Python 机器学习
简介
K-最近邻 (KNN) 算法是一种监督机器学习算法,可用于分类和回归预测问题。然而,在工业中它主要用于分类预测问题。以下两个属性将很好地定义 KNN:
- 惰性学习算法:KNN 是一种惰性学习算法,因为它没有专门的训练阶段,并在分类时使用所有数据进行训练。
- 非参数学习算法:KNN 也是一种非参数学习算法,因为它不对底层数据做任何假设。
KNN 算法的工作原理
K-最近邻 (KNN) 算法使用“特征相似性”来预测新数据点的值,这意味着新数据点的值将根据其与训练集中点的匹配程度进行分配。我们可以借助以下步骤理解其工作原理:
步骤 1:为了实现任何算法,我们需要数据集。因此,在 KNN 的第一步中,我们必须加载训练数据和测试数据。

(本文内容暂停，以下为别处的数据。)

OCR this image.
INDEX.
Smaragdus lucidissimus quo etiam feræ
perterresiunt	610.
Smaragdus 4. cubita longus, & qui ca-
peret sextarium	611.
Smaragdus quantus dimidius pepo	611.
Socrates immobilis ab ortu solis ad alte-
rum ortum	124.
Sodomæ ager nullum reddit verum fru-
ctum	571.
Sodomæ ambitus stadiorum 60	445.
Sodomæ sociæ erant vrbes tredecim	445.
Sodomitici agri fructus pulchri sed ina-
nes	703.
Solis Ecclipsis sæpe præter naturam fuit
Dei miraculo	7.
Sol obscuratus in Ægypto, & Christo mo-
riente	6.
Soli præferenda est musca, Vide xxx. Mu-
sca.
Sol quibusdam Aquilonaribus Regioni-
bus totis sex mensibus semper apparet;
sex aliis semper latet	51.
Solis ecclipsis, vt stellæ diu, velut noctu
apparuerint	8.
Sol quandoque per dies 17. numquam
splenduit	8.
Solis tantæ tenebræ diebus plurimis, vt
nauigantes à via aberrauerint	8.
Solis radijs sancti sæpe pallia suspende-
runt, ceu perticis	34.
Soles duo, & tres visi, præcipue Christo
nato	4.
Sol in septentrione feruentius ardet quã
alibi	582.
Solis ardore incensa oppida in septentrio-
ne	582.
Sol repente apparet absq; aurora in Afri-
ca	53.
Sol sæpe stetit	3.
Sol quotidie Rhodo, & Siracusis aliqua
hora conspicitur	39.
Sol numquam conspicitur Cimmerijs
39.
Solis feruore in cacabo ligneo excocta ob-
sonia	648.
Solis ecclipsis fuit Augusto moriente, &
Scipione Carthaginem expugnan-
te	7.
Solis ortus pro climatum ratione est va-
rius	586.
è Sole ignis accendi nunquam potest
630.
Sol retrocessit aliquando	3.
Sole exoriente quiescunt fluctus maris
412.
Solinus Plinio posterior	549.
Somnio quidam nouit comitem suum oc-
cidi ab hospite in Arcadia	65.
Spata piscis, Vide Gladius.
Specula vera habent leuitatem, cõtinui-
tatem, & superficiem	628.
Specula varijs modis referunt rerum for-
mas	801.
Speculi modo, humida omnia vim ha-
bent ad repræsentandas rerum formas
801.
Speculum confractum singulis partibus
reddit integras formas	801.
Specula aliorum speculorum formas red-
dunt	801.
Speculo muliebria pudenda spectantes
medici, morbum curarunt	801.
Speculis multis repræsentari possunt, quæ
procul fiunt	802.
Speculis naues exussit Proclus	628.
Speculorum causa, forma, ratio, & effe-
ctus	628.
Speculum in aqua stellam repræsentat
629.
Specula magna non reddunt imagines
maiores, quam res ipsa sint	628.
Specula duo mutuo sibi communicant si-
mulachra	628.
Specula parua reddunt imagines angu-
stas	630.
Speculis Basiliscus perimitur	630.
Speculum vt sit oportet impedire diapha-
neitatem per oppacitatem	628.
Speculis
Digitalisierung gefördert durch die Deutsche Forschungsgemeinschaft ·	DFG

步骤 2:接下来,我们需要选择 K 的值,即最近数据点的数量。K 可以是任何整数。
步骤 3:对于测试数据中的每个点,执行以下操作:
3.1:借助任何方法(即:欧几里得、曼哈顿或汉明距离)计算测试数据与训练数据每行之间的距离。最常用的距离计算方法是欧几里得距离。
3.2:现在,根据距离值,将它们按升序排序。
3.3:接下来,它将从排序后的数组中选择前 K 行。
3.4:现在,它将根据这些行中最常见的类别将一个类别分配给测试点。
步骤 4:结束
示例
以下是理解 K 概念和 KNN 算法工作原理的示例:
假设我们有一个可以绘制如下的数据集:
现在,我们需要将带有黑点的新数据点(在点 60,60 处)分类到蓝色或红色类别中。我们假设 K = 3,即它将找到三个最近的数据点。如下图所示:
我们可以在上图中看到带有黑点的数据点的三个最近邻居。在这三个中,其中两个属于红色类别,因此黑点也将被分配到红色类别。
在 Python 中实现
我们知道 K-最近邻 (KNN) 算法可用于分类和回归。以下是 Python 中将 KNN 用作分类器和回归器的实现方法:
KNN 作为分类器 (KNN as Classifier)
首先,从导入必要的 Python 包开始:
import numpy as np
import matplotlib.pyplot as plt
import pandas as pd
接下来,从其网页链接下载鸢尾花数据集,如下所示:
接下来,我们需要为数据集分配列名,如下所示:
headernames = ['sepal-length', 'sepal-width', 'petal-length', 'petal-width', 'Class']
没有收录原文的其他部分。